Do Nigerians really consume the number of litres they bandy by those in concerned offices? Is it not true that a good chunk of the imported products actually get smuggled to neighbouring countries? Does government not know this? Sometimes those in privileged positions are the same people who design schemes that so smartly subvert the policies of government. We cannot pretend not to know this.

In any case, why has it been very enigmatic for government to talk about building more refineries, so we can get out of this needless jinxed fix of importation of petroleum products? If the existing refineries are no longer serviceable (even though regular Turn Around Maintenance has hardly made them strong enough to produce at installed capacity). Why is government not thinking in the direction of building new or more refineries? What has happened to the much-talked about modular refineries? Why is government not supporting those interested to get it started? Does the continued importation not a perfect example of ‘penny wise, pounds foolish?’ Must foolishness continue to remain in the bosom of those in government?

Is it because the continued importation profits and benefits a certain cabal in government?

And pray, was it not last year that the Dangote refinery was billed to have started production? What is the new date?

Last Tuesday, in buckling, the federal government explained that the subsidy removal plan has been suspended for 18 months, apparently to ensure that the burden and consequences of whatever decision thereof, would no longer be that of the sitting President. In 17 months or so from now, his tenure would end, by May 29, 2023.

Already, the failure to carry on with the subsidy removal plan would mean the return of the Petroleum Industrial Act (PIA) back to the National Assembly, as the existing PIA has no provision for fuel subsidy. So, for how long shall we keep postponing the evil day? While many Nigerians believe that the so-called subsidy is just about the only thing they get or benefit as citizens of an oil-producing country, so it should not be removed, a few, largely the elite, argue that the real beneficiaries of the subsidy regime are the powerful cabal in and out of government, and not the ordinary hapless poor Nigerians, therefore, it should be completely removed, so we can face reality. I belong to the latter group.

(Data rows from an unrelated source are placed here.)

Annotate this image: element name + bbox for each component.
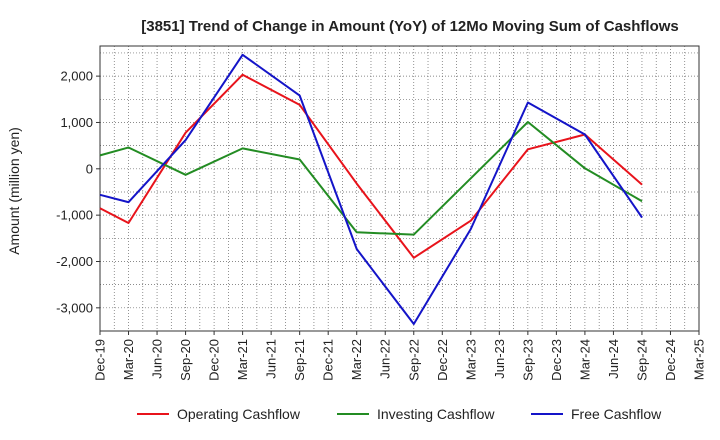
x-tick-label: Mar-20 [121,339,136,380]
x-tick-label: Jun-24 [606,339,621,379]
x-tick-label: Dec-22 [435,339,450,381]
y-axis-ticks: 2,000 1,000 0 -1,000 -2,000 -3,000 [56,69,100,315]
grid-lines [99,46,700,332]
x-tick-label: Sep-23 [520,339,535,381]
x-tick-label: Mar-21 [235,339,250,380]
x-tick-label: Mar-23 [463,339,478,380]
x-tick-label: Dec-19 [93,339,108,381]
x-tick-label: Dec-21 [321,339,336,381]
x-tick-label: Sep-22 [406,339,421,381]
y-tick-label: 1,000 [60,115,93,130]
legend-label-operating-cashflow: Operating Cashflow [177,406,301,422]
y-tick-label: 0 [86,161,93,176]
x-tick-label: Sep-24 [634,339,649,381]
free-cashflow-line [99,53,643,325]
x-tick-label: Jun-21 [264,339,279,379]
x-tick-label: Sep-20 [178,339,193,381]
legend-label-free-cashflow: Free Cashflow [571,406,662,422]
x-tick-label: Sep-21 [292,339,307,381]
x-tick-label: Jun-23 [492,339,507,379]
x-axis-ticks: Dec-19 Mar-20 Jun-20 Sep-20 Dec-20 Mar-21 Jun-… [93,331,707,381]
x-tick-label: Dec-20 [207,339,222,381]
series-lines [99,53,643,325]
investing-cashflow-line [99,121,643,236]
x-tick-label: Jun-20 [150,339,165,379]
legend: Operating Cashflow Investing Cashflow Free… [137,406,662,422]
plot-area [99,45,700,332]
x-tick-label: Mar-25 [692,339,707,380]
chart-title: [3851] Trend of Change in Amount (YoY) o… [141,18,679,35]
x-tick-label: Mar-22 [349,339,364,380]
legend-label-investing-cashflow: Investing Cashflow [377,406,495,422]
operating-cashflow-line [99,73,643,259]
x-tick-label: Jun-22 [378,339,393,379]
y-tick-label: -1,000 [56,208,93,223]
y-tick-label: 2,000 [60,69,93,84]
y-tick-label: -3,000 [56,300,93,315]
y-axis-label: Amount (million yen) [6,127,22,255]
y-tick-label: -2,000 [56,254,93,269]
x-tick-label: Dec-23 [549,339,564,381]
x-tick-label: Mar-24 [577,339,592,380]
x-tick-label: Dec-24 [663,339,678,381]
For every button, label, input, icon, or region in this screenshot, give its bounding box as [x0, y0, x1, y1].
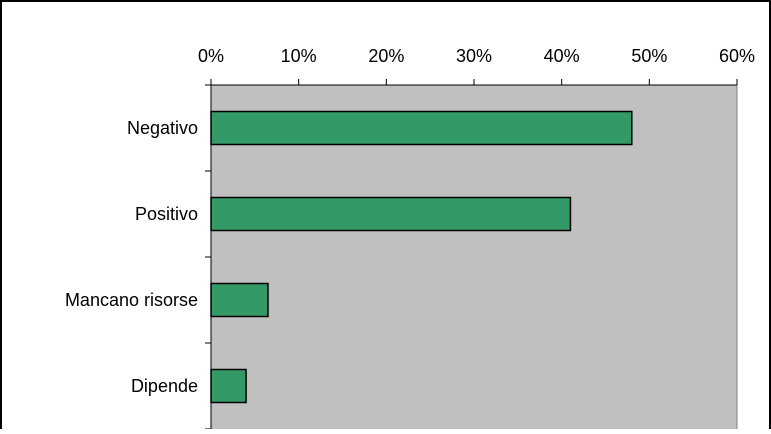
x-tick-label: 0% [198, 46, 224, 66]
y-axis: Negativo Positivo Mancano risorse Dipende [65, 84, 212, 430]
bar-dipende [210, 368, 247, 404]
category-label: Positivo [135, 204, 198, 224]
bars [210, 110, 633, 404]
category-label: Dipende [131, 376, 198, 396]
x-tick-label: 30% [456, 46, 492, 66]
bar-negativo [210, 110, 633, 146]
category-label: Mancano risorse [65, 290, 198, 310]
category-label: Negativo [127, 118, 198, 138]
x-tick-label: 10% [281, 46, 317, 66]
x-tick-label: 50% [631, 46, 667, 66]
x-axis: 0% 10% 20% 30% 40% 50% 60% [198, 46, 755, 86]
bar-mancano-risorse [210, 282, 269, 318]
bar-chart: 0% 10% 20% 30% 40% 50% 60% Negativo Positivo Man… [65, 46, 755, 432]
x-tick-label: 60% [719, 46, 755, 66]
x-tick-label: 40% [544, 46, 580, 66]
x-tick-label: 20% [368, 46, 404, 66]
bar-positivo [210, 196, 572, 232]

We cannot continue to support the greed and crookery of a handful of us at the expense of the larger public.

But more importantly, is the urgent need for government to build new refineries and wrest Nigeria from the captivity of needless importation. If we have local refineries that can refine for local use, Nigeria would be out of the dark wood of continued fuel importation, with all its concomitant troubles and economic complications.

In all, the decision of the federal government to suspend the removal of the fuel subsidy is clearly, a politically expedient move, not only to save whatever that is left of the image of the ruling APC, but also to suspend the pepperish anguish of Nigerians who are literally grinding their teeth, in the light of the crushing strokes of the economy.